Юний Сергеевич сделал вид, будто разговор не касается его. Но про себя посетовал, что Райниса теперь тоже повесили ему на шею. С запоздалым раскаянием вспомнил свою войну с Пашковым. Как бы там ни зоильствовали «фоны», а ведь хороший урок дали тринадцатого, памятный. И если бы губернатор вместо добровольного схимничества повел себя иначе, то ему бы достались все лавры. На какое-то мгновение Волков даже заколебался, не повернуть ли вспять. Но поздно было. По своим каналам он лучше всякого другого знал, что дни губернатора сочтены. В Замке об этом уже говорили, почти не таясь.

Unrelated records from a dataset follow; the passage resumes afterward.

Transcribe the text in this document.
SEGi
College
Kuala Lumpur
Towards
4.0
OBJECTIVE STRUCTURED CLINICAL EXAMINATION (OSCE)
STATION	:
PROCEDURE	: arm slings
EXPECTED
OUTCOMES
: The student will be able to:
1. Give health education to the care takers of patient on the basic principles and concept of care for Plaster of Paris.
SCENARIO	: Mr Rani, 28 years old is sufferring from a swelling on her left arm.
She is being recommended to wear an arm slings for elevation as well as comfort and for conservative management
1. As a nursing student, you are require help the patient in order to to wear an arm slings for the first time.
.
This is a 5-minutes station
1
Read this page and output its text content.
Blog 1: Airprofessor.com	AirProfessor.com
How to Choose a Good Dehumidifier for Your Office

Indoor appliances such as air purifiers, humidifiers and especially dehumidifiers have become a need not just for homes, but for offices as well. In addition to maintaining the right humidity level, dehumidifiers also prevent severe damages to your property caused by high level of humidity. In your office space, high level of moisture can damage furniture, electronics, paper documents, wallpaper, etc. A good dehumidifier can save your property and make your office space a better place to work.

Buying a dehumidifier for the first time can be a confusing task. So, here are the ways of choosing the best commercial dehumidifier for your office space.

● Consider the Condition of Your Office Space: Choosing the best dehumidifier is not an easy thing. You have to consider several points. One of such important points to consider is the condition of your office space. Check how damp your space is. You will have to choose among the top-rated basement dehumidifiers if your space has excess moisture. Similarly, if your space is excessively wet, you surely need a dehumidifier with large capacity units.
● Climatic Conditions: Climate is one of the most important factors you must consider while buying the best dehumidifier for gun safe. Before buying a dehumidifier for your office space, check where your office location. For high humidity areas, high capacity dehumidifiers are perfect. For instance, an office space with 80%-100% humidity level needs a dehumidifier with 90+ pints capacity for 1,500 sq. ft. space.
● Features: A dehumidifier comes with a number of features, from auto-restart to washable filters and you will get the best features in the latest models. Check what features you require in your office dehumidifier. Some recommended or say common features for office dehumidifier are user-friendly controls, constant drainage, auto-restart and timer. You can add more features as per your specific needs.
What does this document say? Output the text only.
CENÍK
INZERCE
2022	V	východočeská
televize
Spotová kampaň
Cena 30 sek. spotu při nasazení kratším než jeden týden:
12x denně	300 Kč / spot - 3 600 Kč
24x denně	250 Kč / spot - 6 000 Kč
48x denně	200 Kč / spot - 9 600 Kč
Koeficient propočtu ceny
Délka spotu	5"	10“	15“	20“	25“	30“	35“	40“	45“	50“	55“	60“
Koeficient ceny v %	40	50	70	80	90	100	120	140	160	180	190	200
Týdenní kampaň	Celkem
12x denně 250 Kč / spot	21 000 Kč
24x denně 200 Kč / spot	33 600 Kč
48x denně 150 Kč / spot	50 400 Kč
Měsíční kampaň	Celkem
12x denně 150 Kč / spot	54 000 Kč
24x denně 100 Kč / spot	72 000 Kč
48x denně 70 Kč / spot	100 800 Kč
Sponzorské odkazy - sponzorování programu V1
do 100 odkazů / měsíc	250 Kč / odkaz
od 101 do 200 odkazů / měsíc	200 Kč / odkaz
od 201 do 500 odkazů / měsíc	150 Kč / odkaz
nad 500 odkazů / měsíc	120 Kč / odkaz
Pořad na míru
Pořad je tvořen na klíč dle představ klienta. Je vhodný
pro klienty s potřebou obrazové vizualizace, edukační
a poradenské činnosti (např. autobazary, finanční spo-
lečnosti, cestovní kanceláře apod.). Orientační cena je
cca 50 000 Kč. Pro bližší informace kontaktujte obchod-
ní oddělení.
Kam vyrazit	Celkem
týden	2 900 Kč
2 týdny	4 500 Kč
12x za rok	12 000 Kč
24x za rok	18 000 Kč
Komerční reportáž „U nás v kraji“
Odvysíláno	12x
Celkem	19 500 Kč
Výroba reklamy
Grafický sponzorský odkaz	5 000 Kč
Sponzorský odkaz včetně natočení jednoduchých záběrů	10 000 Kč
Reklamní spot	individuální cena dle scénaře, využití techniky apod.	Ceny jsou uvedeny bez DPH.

— Мало нам, Юний Сергеевич, одного чиновника заменить другим. — Мейендорф, казалось, размышлял о том же. — По-моему, давным-давно пора поселить в Замке генерал-губернатора, — стоял он на своем.
— Не располагаю полномочиями обсуждать, — отстранился Юний Сергеевич и одну за другой выпил две рюмки. Затылок его побагровел, а на лбу выступила испарина. Налив себе еще раз, он направился на другой конец стола чокнуться с новым чиновником при губернаторе:
— Grobheit, — прошипел ему вслед Пильхау. — Хамство.
— А ничего, — весело сверкнул цыганскими глазами молодой адъютант. — Такая нынче эпоха. Вам, барон, — оглянувшись на Мейендорфа, он поднял бокал, — в Петербурге и не то еще встретится.
— Но позвольте, капитан. — Мейендорф поперхнулся от негодования и, разбрызгивая хрен, взмахнул вилкой. — На что вы, собственно, намекаете?
— Намекаю? — изумился адъютант, которому уже море было по колено. — Али вы про Трепова не слыхали, про Дурново? Великая сила грядет, грубая и безжалостная. Ницше читали? — Он круто повернулся на каблуках, так что взметнулся витой шнур аксельбанта, и, танцуя, приблизился к полковнику. — Комиссаржевская, Блок, Станиславский, Врубель! — Он залился пьяным смехом. — Господи, какая чушь! Голая Дункан? К чертям собачьим…
— Flegel, — прошептал утонченный Пильхау. — И этот тоже хам!
— Бросьте, Курт, — отмахнулся Мейендорф. — Может быть, он и прав. Эпоха. Мы зажаты в железный ошейник. С Востока надвигается желтая опасность. С Запада нас подтачивают всевозможные либеральные течения, изнутри мы поражены язвой разбоя. Выхода нет. Предстоит истребительный бой, кровавая мясорубка, в которую затянет всех. Постараемся же выстоять. — Он понизил голос: — Ну, братья-рыцари, будьте здоровы.
Юний Сергеевич был мрачен. Его одолевали дурные предчувствия. Он понял, что свалял дурака. Консерватор хорошо смотрится лишь на либеральном фоне. Когда же остаются одни консерваторы, начинается беспардонная драка вокруг корыта.